Etre porteur de la trisomie 21 n’est pas un obstacle à vivre épanoui à l’école.

Ma rentrée colère, de Eric Sanvoisin et  Anna Obon, éditions La souris qui raconte

L’avis de Nathalie Le Breton sur Ma rentrée colère ou la rentrée au CP d’un petit garçon porteur de la trisomie 21 dans une nouvelle école. Car pour cet enfant, ce n’est pas sa première grande rentrée scolaire.

Un bon départ

Jusque-là, tout allait bien parce qu’il avait été accueilli à bras ouverts par une maîtresse d’école maternelle attentive et bienveillante dont il était évidemment tombé amoureux. Par ailleurs, ses nouveaux copains s’étaient montré plutôt gentils. De ce fait, cette date était restée inscrite dans ses souvenirs comme le plus beau jour de sa vie. De quoi vivre heureux avec toutes ses particularités qu’il décrit malicieusement dans la première partie de Ma rentrée scolaire. Puisque, par ailleurs, ce petit garçon se connaît bien dans ses émotions et dans ses humeurs.

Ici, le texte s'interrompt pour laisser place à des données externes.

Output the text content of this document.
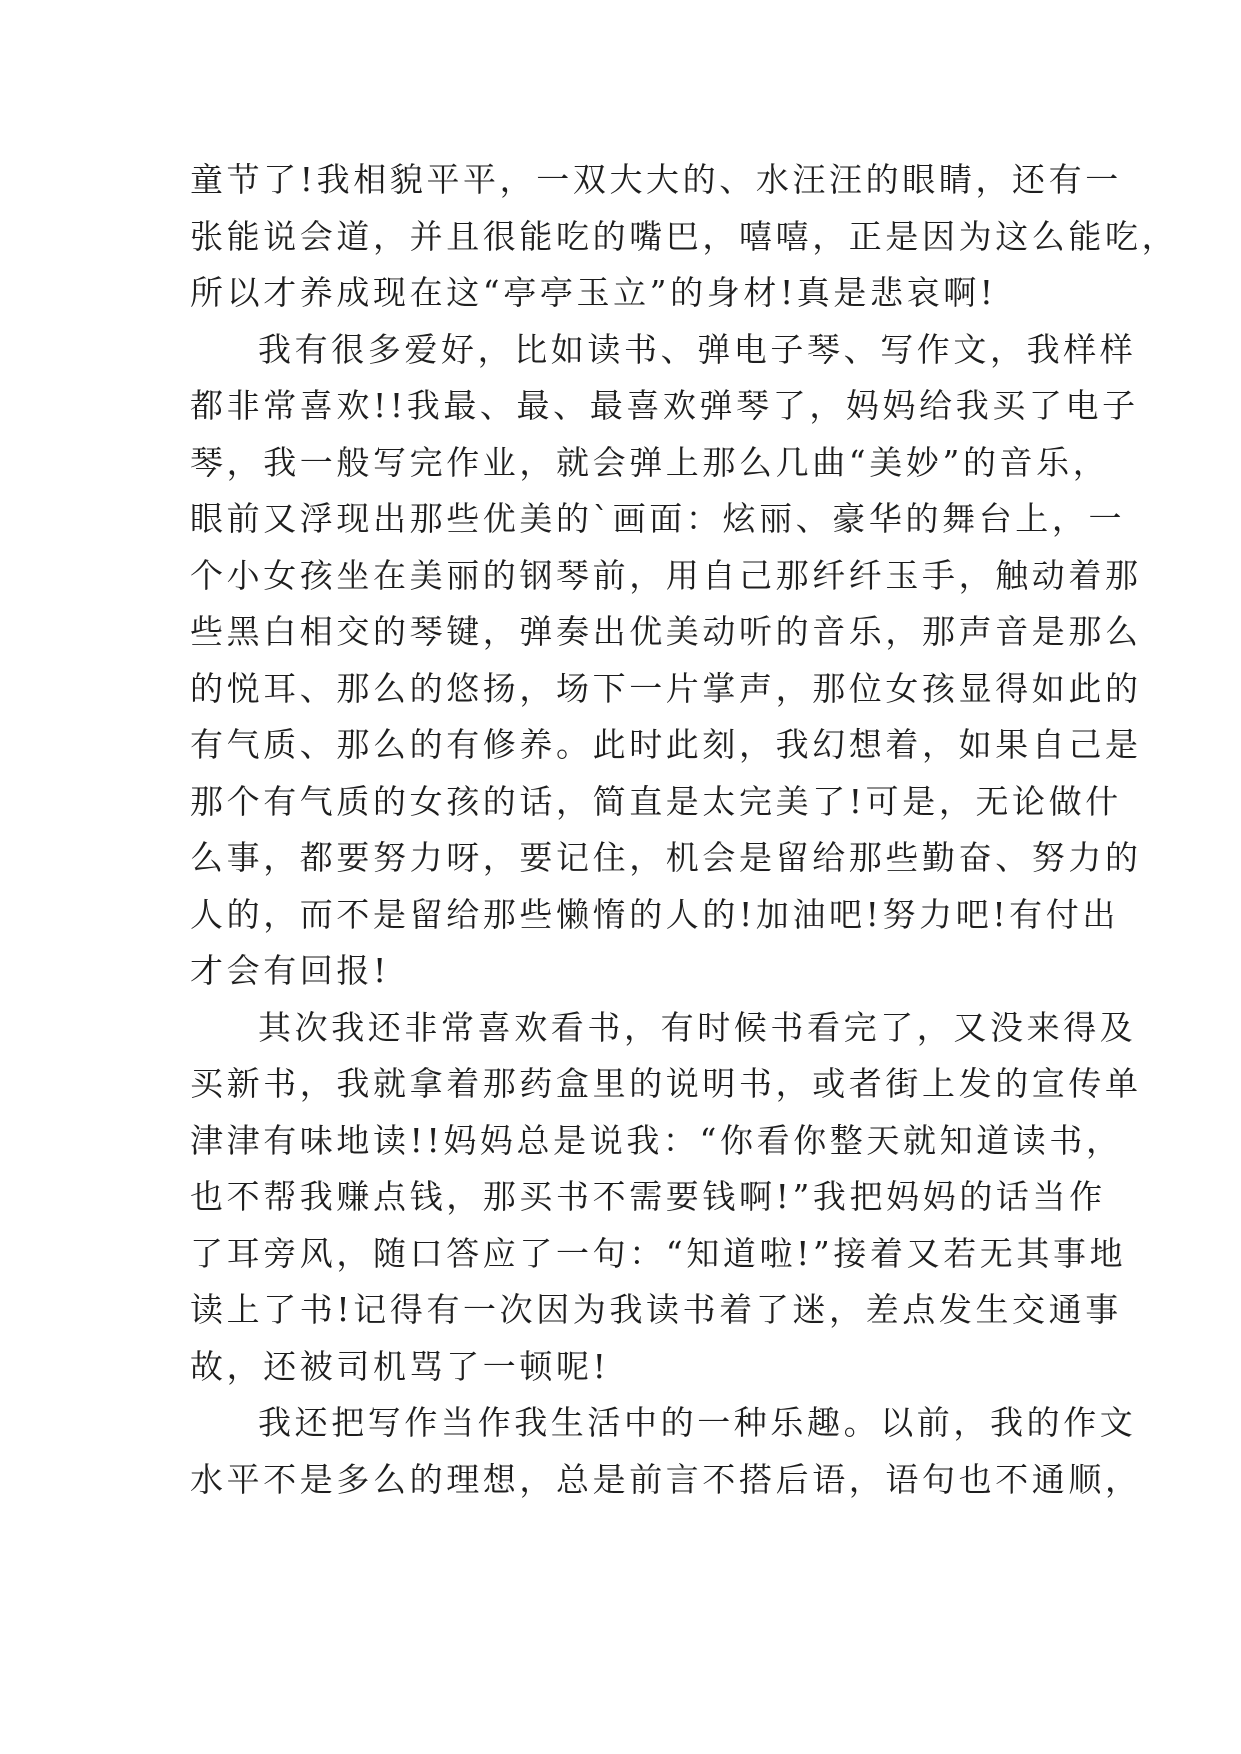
童节了!我相貌平平，一双大大的、水汪汪的眼睛，还有一
张能说会道，并且很能吃的嘴巴，嘻嘻，正是因为这么能吃，
所以才养成现在这“亭亭玉立”的身材!真是悲哀啊!
我有很多爱好，比如读书、弹电子琴、写作文，我样样
都非常喜欢!!我最、最、最喜欢弹琴了，妈妈给我买了电子
琴，我一般写完作业，就会弹上那么几曲“美妙”的音乐，
眼前又浮现出那些优美的`画面：炫丽、豪华的舞台上，一
个小女孩坐在美丽的钢琴前，用自己那纤纤玉手，触动着那
些黑白相交的琴键，弹奏出优美动听的音乐，那声音是那么
的悦耳、那么的悠扬，场下一片掌声，那位女孩显得如此的
有气质、那么的有修养。此时此刻，我幻想着，如果自己是
那个有气质的女孩的话，简直是太完美了!可是，无论做什
么事，都要努力呀，要记住，机会是留给那些勤奋、努力的
人的，而不是留给那些懒惰的人的!加油吧!努力吧!有付出
才会有回报!
其次我还非常喜欢看书，有时候书看完了，又没来得及
买新书，我就拿着那药盒里的说明书，或者街上发的宣传单
津津有味地读!!妈妈总是说我：“你看你整天就知道读书，
也不帮我赚点钱，那买书不需要钱啊!”我把妈妈的话当作
了耳旁风，随口答应了一句：“知道啦!”接着又若无其事地
读上了书!记得有一次因为我读书着了迷，差点发生交通事
故，还被司机骂了一顿呢!
我还把写作当作我生活中的一种乐趣。以前，我的作文
水平不是多么的理想，总是前言不搭后语，语句也不通顺，
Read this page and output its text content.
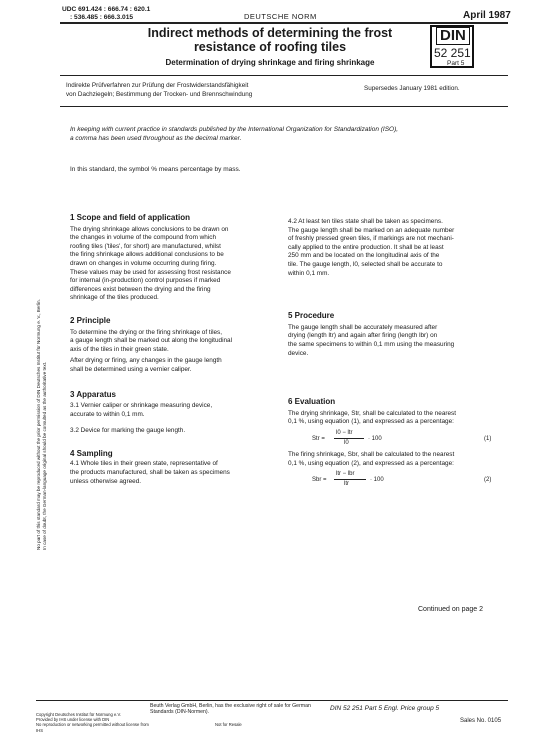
UDC 691.424 : 666.74 : 620.1
: 536.485 : 666.3.015	DEUTSCHE NORM	April 1987
Indirect methods of determining the frost
resistance of roofing tiles
Determination of drying shrinkage and firing shrinkage
DIN
52 251
Part 5
Indirekte Prüfverfahren zur Prüfung der Frostwiderstandsfähigkeit
von Dachziegeln; Bestimmung der Trocken- und Brennschwindung
Supersedes January 1981 edition.
In keeping with current practice in standards published by the International Organization for Standardization (ISO),
a comma has been used throughout as the decimal marker.
In this standard, the symbol % means percentage by mass.
No part of this standard may be reproduced without the prior permission of DIN Deutsches Institut für Normung e. V., Berlin. In case of doubt, the German-language original should be consulted as the authoritative text.
1 Scope and field of application
The drying shrinkage allows conclusions to be drawn on
the changes in volume of the compound from which
roofing tiles ('tiles', for short) are manufactured, whilst
the firing shrinkage allows additional conclusions to be
drawn on changes in volume occurring during firing.
These values may be used for assessing frost resistance
for internal (in-production) control purposes if marked
differences exist between the drying and the firing
shrinkage of the tiles produced.
2 Principle
To determine the drying or the firing shrinkage of tiles,
a gauge length shall be marked out along the longitudinal
axis of the tiles in their green state.
After drying or firing, any changes in the gauge length
shall be determined using a vernier caliper.
3 Apparatus
3.1 Vernier caliper or shrinkage measuring device,
accurate to within 0,1 mm.
3.2 Device for marking the gauge length.
4 Sampling
4.1 Whole tiles in their green state, representative of
the products manufactured, shall be taken as specimens
unless otherwise agreed.
4.2 At least ten tiles state shall be taken as specimens.
The gauge length shall be marked on an adequate number
of freshly pressed green tiles, if markings are not mechani-
cally applied to the entire production. It shall be at least
250 mm and be located on the longitudinal axis of the
tile. The gauge length, l0, selected shall be accurate to
within 0,1 mm.
5 Procedure
The gauge length shall be accurately measured after
drying (length ltr) and again after firing (length lbr) on
the same specimens to within 0,1 mm using the measuring
device.
6 Evaluation
The drying shrinkage, Str, shall be calculated to the nearest
0,1 %, using equation (1), and expressed as a percentage:
Str =
l0 − ltr
l0
· 100	(1)
The firing shrinkage, Sbr, shall be calculated to the nearest
0,1 %, using equation (2), and expressed as a percentage:
Sbr =
ltr − lbr
ltr
· 100	(2)
Continued on page 2
Beuth Verlag GmbH, Berlin, has the exclusive right of sale for German Standards (DIN-Normen).
Copyright Deutsches Institut für Normung e.V.
Provided by IHS under license with DIN
No reproduction or networking permitted without license from IHS
Not for Resale
DIN 52 251 Part 5 Engl. Price group 5
Sales No. 0105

Quand l’école vire au cauchemar

Cette nouvelle rentrée scolaire, avec les craintes qu’elle représente pour tous, se révèle vite être son pire cauchemar. Des camarades malveillants et cruels qui ont l’art et la manière de le faire sortir de ses gonds, le mettent profondément en colère d’où le titre Ma rentrée colère.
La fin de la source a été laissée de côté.